Last weekend my wife and I decided to go on a little sightseeing excursion in our vicinity. We took her mom and aunt along, so it had to be an easy and chilled trip, that also provided something interesting to see. The destinations we picked were both on the outskirts of the city of Puebla: Val'Quirico and Chipilo.
The Authentic and the Original
Both places are known to be "Italian villages" with one huge difference: While Chipilo was actually settled by Italians in the 19th century, Val'Quirico has been constructed in very recent years to look like a typical Italian town, after a private club had gone bankrupt and sold its large property. As such it is populated almost exclusively by tourists, with everyone else working in the tourist industry. Though I expected the place to have a fake feel about it, at least I knew we would see a striking difference to the typical Mexican small town. With Chipilo it was the exact opposite: though the differences to any other town would be very subtle, if at all present, at least they would be based on real culture. In either case I was looking forward to seeing them.
Val'Quirico: Fake but at least Not Plastic!
To give credit where it's due, it was our fellow Hive blogger @travelshots who inspired me to check out this place, after posting about it a few months ago. Judging from his pics it seemed like the town was for real in trying to appear exotic, and they seemed to have pulled it off in a credible way. So even though on the way there we kept bringing up Las Vegas or Disneyland as examples of fake structures, in the end I was impressed by the serious brickwork, stone masonry, massive wood, and adobe employed ... along with plenty of concrete of course, which they managed to hide very skillfully.

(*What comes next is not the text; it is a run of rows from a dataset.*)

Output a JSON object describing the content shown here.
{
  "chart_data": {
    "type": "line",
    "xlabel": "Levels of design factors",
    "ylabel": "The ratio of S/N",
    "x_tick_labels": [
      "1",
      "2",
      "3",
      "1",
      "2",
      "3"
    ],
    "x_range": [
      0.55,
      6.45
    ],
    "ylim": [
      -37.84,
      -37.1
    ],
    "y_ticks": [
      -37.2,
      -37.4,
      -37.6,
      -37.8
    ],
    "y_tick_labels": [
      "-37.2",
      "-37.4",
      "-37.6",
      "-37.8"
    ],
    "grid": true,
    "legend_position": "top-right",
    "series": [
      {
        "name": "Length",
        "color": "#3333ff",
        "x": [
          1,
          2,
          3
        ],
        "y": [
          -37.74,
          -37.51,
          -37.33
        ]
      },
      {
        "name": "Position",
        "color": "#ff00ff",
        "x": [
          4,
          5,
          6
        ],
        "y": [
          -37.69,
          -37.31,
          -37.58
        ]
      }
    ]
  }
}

For fans of architecture or (natural) building, Val'Quirico provides a feast for the eyes, and those who are interested in real estate investment may be impressed at the potential opportunities. Being a recently built tourist site, there are numerous realtors advertising that while the price of an apartment may be comparable to Mexico City, renting it out on a nightly basis will ensure an incredibly quick return. Great! This has apparently prompted lots of investors to funnel money into this town, and new buildings seem to be rising out of the ground on all sides, all in the same allegedly Italian style.
Of course being a tourist hot-spot it was impossible ignoring the droves of tourists, apparently not just from Mexico but around the world. To cater to their wishes, there were lots of cafes, restaurants, boutique shops, and plenty of live music. Trying to appear "Italian", these musicians hardly played Mexican rancheras or banda tunes, but instead classical music (with a bit of nostalgic pop) on string instruments.

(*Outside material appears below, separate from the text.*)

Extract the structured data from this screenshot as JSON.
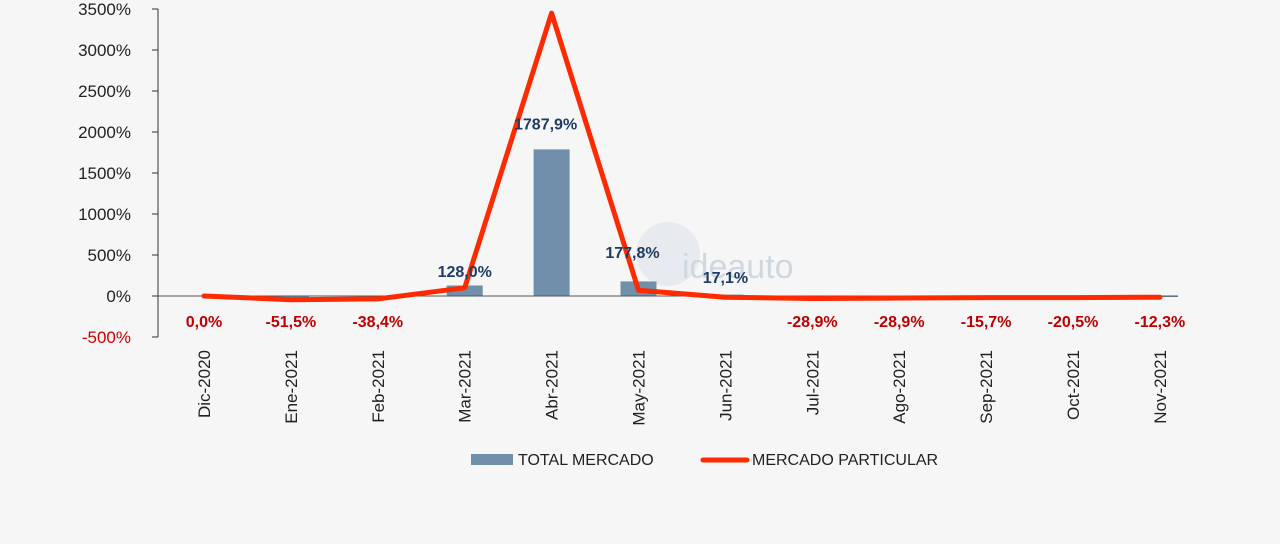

Chipilo: Italian by Origin, Mexican by Location
Once we explored Val'Quirico to the last alleyway (the place is really not that big), and eventually got tired of the tourist crowds, we decided to take a look at another Italian town, this time with real Italian history. The drive from Val'Quirico took only about half an hour, though we had to really make sure we'd arrived, as the town pretty much blended into the surrounding townscape.
The original settlers of Chipilo came from the Véneto region of Italy in the late 19th century, at which time the town was completely isolated from Puebla and its neighboring villages. As a result, the inhabitants maintained their cultural identity, so much so that half a century later they were recognized by Mussolini, who donated a school to Chipilo. Most interestingly, the town developed its own ethnicity, including the language Chipileño, a mix of the Véneto dialect of Italian, and the local Nahuatl of the region.
Unlike Val'Quirico, the town of Chipilo felt very Mexican in total. There was a church and an adjacent park, looking not much different from most town centers in Mexico. However, we noticed a few very subtle distinctive features: There were plenty of more-or-less Italianesque cafes and restaurants, advertising cheeses and tiramisu, and the Venetian symbol of the winged lion seemed to be everywhere. Also the center park had Italian written all over it, literally, in forms of signs. Having been tired of walking around in Val'Quirico, we sat down at a cafe to enjoy some espresso with Italian ice-cream, just like one would do in Italy.
Though the visual appearance was less exciting here than in the fake Italian town, in the end it felt more real. And at some point we even got to hear some people talking in ... what we guessed must have been Chipileño, as it sounded really like a mix of Italian and some indigenous language.